When you strive to create an experience, then you’ll immerse the reader and ultimately the audience into a situation that teases, toys, and rattles their emotions. That’s far more interesting and compelling than simply reading a bunch of facts.

Wold you rather read a list of facts? Or would you rather experience a unique emotion? That’s the difference between telling a story and creating an experience.

Here’s a bad way to tell a story. Have one character say to another, “Remember, Bob, we’ve been close friends since elementary school and when you married Jackie and I married Susan, we vowed our kids would grow up to be friends just like we were back in Pecos, Texas.”

Not only is such expository dialogue stiff and unrealistic, it gives the audience no reason to care. When you focus on telling a story, you’ll be tempted to layer on the exposition so thick that it suffocates your story.

However, when you try to create an emotional experience, now you’ve got a much better chance of engaging the audience.

Imagine a man meeting two strangers in a bar. Instead of immediately revealing why this man is meeting two strangers in a dive bar, leave the purpose a mystery to entice us to want to know more.

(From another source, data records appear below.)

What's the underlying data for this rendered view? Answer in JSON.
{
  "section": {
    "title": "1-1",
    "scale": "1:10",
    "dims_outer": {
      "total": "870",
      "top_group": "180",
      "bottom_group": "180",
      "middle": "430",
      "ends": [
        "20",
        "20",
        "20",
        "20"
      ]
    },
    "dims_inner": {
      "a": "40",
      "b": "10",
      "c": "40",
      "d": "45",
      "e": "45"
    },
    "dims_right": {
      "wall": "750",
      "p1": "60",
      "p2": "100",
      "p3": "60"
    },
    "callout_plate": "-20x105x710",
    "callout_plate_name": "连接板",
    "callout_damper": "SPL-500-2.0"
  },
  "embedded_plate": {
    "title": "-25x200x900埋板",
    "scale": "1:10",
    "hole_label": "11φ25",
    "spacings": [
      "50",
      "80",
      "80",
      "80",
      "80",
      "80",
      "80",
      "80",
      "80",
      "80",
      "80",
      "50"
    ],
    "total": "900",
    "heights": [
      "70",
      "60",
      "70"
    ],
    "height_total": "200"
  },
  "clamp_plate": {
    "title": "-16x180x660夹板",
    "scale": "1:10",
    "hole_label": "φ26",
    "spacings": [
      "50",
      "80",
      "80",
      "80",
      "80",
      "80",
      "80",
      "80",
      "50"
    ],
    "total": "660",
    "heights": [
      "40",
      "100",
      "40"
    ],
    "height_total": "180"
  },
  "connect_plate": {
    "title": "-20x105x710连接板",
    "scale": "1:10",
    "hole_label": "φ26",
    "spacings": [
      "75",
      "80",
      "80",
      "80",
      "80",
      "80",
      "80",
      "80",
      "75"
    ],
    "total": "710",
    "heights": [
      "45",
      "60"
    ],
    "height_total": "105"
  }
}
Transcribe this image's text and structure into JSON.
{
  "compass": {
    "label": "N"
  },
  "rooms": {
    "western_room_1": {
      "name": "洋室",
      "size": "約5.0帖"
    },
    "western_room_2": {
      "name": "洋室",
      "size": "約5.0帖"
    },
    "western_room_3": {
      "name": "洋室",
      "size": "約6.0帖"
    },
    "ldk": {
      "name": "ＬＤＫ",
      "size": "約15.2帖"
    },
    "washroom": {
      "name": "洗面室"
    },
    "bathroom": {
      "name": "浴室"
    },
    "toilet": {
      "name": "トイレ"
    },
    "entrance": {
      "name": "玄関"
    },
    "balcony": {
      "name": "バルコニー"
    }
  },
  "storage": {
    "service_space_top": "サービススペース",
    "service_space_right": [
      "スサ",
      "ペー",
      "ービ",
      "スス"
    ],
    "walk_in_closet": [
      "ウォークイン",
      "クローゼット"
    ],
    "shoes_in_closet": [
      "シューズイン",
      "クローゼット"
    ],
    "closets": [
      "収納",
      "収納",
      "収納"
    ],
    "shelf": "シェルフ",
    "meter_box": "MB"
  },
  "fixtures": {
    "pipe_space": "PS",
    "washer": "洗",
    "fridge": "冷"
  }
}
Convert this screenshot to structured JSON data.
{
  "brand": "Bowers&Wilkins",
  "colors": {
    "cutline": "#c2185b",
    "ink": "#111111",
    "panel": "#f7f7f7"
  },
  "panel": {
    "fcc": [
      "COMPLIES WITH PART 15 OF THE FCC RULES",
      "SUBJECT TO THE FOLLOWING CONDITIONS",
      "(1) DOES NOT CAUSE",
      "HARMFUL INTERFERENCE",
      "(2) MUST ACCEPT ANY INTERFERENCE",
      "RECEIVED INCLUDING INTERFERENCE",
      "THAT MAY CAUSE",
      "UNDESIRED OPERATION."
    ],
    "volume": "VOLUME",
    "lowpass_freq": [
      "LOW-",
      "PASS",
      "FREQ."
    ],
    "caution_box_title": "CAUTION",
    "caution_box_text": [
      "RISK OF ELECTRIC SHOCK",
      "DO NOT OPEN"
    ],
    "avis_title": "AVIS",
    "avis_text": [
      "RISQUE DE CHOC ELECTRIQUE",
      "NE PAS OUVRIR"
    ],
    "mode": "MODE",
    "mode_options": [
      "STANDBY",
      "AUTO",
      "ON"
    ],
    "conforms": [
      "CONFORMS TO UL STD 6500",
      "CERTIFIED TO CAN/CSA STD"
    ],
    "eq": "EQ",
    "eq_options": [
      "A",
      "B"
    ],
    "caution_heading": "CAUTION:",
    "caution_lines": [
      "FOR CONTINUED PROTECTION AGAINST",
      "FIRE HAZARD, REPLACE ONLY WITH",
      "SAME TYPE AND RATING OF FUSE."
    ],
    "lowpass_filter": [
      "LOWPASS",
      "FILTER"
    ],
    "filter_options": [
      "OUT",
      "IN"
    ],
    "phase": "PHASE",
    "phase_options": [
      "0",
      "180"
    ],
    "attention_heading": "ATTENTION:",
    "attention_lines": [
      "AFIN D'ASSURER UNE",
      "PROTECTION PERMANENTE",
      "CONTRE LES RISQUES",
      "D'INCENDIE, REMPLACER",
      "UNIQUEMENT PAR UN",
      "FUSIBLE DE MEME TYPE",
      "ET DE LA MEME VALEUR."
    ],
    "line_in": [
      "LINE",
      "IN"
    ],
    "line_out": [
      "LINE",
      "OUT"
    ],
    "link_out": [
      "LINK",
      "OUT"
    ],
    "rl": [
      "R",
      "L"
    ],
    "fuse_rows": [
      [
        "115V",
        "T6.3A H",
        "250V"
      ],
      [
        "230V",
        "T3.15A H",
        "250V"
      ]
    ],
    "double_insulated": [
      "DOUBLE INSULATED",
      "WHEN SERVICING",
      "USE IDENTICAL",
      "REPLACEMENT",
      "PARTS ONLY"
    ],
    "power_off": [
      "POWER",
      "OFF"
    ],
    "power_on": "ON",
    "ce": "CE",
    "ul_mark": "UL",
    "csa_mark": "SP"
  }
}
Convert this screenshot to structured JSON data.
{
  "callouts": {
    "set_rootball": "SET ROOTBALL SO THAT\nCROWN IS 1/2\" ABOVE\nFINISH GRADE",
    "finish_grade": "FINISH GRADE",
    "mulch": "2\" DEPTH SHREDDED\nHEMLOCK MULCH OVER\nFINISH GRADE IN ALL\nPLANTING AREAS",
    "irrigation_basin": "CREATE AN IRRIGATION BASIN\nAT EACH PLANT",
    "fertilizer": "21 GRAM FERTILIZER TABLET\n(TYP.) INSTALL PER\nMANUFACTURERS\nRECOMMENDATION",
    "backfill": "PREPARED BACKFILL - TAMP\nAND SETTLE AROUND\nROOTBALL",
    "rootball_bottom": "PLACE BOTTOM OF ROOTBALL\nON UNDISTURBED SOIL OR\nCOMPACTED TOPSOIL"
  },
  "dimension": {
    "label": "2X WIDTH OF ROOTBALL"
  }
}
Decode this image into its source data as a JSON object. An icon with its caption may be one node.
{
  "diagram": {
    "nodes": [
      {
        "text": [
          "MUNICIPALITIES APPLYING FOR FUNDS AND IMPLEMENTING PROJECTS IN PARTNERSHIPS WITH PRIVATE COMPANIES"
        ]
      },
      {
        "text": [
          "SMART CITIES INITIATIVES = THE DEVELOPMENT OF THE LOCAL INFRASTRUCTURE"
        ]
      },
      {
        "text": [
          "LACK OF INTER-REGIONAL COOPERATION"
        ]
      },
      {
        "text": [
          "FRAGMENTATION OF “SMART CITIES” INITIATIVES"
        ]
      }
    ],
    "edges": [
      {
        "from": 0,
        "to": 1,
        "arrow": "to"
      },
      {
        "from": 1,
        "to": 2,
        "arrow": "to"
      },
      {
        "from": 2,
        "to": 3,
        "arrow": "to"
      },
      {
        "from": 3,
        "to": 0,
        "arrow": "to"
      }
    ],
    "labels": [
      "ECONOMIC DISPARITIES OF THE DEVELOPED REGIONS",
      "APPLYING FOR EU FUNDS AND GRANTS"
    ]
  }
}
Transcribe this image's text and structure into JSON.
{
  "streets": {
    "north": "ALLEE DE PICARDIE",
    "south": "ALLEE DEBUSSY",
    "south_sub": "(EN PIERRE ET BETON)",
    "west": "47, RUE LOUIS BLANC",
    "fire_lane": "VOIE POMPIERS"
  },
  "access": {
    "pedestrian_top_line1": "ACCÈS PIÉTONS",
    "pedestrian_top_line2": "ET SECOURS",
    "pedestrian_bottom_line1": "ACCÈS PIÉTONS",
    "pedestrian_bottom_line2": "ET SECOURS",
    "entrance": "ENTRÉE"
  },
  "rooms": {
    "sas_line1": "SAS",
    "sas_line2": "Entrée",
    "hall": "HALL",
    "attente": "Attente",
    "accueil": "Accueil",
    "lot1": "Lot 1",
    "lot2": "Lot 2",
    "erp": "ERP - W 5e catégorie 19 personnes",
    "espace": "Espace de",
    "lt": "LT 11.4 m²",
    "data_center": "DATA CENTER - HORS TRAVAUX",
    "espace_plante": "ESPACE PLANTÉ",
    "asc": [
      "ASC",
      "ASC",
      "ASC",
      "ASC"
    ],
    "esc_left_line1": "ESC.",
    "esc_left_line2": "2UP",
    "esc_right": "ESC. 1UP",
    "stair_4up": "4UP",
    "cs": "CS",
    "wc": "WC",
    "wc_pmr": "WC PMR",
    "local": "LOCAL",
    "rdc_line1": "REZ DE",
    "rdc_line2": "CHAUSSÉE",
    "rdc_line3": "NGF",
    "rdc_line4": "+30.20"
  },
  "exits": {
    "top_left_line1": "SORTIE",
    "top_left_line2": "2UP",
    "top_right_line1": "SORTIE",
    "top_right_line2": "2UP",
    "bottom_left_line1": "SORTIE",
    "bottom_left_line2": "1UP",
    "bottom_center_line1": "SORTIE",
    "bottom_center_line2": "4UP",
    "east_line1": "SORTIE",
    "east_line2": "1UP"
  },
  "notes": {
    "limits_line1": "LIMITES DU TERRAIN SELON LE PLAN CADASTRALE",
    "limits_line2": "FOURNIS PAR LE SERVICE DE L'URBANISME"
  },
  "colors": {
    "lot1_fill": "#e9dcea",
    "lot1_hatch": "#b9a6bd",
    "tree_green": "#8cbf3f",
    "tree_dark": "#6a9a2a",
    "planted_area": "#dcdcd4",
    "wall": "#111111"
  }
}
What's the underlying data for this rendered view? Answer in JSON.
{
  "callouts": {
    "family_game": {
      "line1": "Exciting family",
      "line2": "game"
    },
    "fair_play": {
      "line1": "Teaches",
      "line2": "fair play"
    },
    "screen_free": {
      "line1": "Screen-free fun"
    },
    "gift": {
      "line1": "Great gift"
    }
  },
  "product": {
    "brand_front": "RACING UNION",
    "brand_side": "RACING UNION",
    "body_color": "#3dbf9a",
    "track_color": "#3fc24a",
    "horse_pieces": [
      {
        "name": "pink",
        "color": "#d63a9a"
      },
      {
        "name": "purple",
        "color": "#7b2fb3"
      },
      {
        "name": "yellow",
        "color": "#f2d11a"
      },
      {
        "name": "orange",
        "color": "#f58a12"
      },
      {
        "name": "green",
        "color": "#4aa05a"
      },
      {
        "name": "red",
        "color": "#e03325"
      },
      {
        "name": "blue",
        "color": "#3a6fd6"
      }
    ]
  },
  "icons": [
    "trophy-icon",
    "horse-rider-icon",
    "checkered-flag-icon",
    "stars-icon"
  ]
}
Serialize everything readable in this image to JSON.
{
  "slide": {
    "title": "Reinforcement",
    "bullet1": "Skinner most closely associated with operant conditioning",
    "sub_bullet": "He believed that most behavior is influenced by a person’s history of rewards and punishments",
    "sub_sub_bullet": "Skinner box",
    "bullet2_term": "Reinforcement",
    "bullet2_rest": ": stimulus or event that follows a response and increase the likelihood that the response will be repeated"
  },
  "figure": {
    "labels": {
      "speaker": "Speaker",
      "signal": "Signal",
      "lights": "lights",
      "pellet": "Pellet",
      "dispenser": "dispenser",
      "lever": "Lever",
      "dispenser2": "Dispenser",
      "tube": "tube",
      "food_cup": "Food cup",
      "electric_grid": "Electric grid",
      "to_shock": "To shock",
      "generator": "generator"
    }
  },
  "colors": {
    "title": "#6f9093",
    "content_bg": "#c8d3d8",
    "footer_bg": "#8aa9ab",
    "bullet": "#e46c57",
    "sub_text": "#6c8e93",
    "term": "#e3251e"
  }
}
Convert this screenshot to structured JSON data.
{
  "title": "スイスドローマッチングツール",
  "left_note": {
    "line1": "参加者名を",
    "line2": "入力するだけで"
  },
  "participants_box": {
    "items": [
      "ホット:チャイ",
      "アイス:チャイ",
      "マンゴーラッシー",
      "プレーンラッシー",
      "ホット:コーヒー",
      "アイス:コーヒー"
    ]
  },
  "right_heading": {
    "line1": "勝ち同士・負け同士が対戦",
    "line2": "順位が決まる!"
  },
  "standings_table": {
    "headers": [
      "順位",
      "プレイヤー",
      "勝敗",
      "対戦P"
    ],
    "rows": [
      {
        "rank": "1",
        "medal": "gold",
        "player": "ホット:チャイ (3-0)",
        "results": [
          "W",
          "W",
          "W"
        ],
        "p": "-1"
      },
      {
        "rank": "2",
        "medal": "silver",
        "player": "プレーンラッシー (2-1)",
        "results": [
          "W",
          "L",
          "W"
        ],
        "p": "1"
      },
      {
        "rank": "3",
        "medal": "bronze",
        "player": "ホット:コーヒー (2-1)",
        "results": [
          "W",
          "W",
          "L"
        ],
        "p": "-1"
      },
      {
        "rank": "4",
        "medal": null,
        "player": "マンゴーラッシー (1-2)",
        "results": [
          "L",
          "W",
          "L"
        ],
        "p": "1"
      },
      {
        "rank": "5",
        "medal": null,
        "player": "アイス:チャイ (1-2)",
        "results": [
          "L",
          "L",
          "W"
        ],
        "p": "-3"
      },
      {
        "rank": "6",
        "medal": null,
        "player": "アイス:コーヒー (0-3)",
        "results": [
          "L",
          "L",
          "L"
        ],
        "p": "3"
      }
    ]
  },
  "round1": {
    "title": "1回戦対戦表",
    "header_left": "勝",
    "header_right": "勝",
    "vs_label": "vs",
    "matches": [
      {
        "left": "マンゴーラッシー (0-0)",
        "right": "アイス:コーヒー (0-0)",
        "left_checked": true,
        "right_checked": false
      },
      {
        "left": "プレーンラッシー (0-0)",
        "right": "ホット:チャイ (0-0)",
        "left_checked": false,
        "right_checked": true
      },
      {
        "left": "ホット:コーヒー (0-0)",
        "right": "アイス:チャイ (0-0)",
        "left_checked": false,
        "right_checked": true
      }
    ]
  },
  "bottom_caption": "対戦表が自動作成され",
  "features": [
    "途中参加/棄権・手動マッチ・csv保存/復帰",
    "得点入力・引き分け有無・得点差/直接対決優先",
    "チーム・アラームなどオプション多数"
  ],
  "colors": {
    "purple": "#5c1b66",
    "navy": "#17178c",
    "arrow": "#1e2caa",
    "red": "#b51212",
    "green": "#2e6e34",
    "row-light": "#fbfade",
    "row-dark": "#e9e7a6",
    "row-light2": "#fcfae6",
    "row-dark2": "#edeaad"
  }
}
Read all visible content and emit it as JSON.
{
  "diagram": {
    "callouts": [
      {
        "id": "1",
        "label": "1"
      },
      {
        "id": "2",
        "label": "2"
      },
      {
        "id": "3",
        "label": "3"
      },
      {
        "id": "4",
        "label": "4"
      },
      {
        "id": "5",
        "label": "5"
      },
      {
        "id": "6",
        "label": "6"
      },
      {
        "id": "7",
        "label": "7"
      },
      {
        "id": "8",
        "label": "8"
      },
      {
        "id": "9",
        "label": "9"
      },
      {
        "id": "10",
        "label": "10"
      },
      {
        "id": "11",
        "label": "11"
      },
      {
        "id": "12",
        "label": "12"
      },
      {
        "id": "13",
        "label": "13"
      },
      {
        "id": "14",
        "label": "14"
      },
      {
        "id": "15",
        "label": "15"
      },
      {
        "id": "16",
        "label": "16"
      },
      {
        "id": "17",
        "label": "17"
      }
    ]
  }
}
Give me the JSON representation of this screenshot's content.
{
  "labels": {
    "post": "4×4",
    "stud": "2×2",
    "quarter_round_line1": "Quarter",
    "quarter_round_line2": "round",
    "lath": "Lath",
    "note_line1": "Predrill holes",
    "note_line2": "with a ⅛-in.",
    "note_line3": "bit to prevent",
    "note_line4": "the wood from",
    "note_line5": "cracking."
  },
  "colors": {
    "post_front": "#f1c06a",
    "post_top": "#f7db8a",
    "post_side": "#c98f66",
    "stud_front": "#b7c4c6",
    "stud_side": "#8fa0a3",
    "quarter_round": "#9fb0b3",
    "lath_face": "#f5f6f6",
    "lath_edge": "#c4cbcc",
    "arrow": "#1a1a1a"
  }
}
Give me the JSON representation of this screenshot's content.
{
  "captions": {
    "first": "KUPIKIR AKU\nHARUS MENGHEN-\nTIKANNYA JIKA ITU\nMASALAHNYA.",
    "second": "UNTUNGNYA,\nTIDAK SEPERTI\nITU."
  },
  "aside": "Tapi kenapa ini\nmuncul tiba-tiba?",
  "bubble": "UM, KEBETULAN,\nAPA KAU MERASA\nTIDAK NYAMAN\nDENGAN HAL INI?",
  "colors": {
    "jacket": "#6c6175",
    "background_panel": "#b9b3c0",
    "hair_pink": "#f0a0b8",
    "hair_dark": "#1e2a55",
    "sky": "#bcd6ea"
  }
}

Instead of being happy to see this man, have the two waiting men upset that this man is late. When a man meets two strangers, you’d expect everyone to be happy to see each other. Shatter expectations and you’ll create surprise, and that’s exactly how the opening scene in “Fargo” works when Jerry is late to his meeting with two men he’s hired to kidnap his wife.

So the key to creating an immersive experience in a scene is to focus less on telling a story and more on creating an experience. Second, look at the typical expectation for that scene and find a way to subvert it. A man meeting two strangers in a bar would usually begin with pleasant introductions, but in “Fargo,” everything starts off wrong when Jerry realizes he’s an hour late and the two men he’s hired to kidnap his wife are mad at him.

Shatter expectations and focus on creating an experience instead of telling a story. Just do those two things and you’ll avoid the common mistake of dumping exposition on the audience and writing a dull screenplay in the process.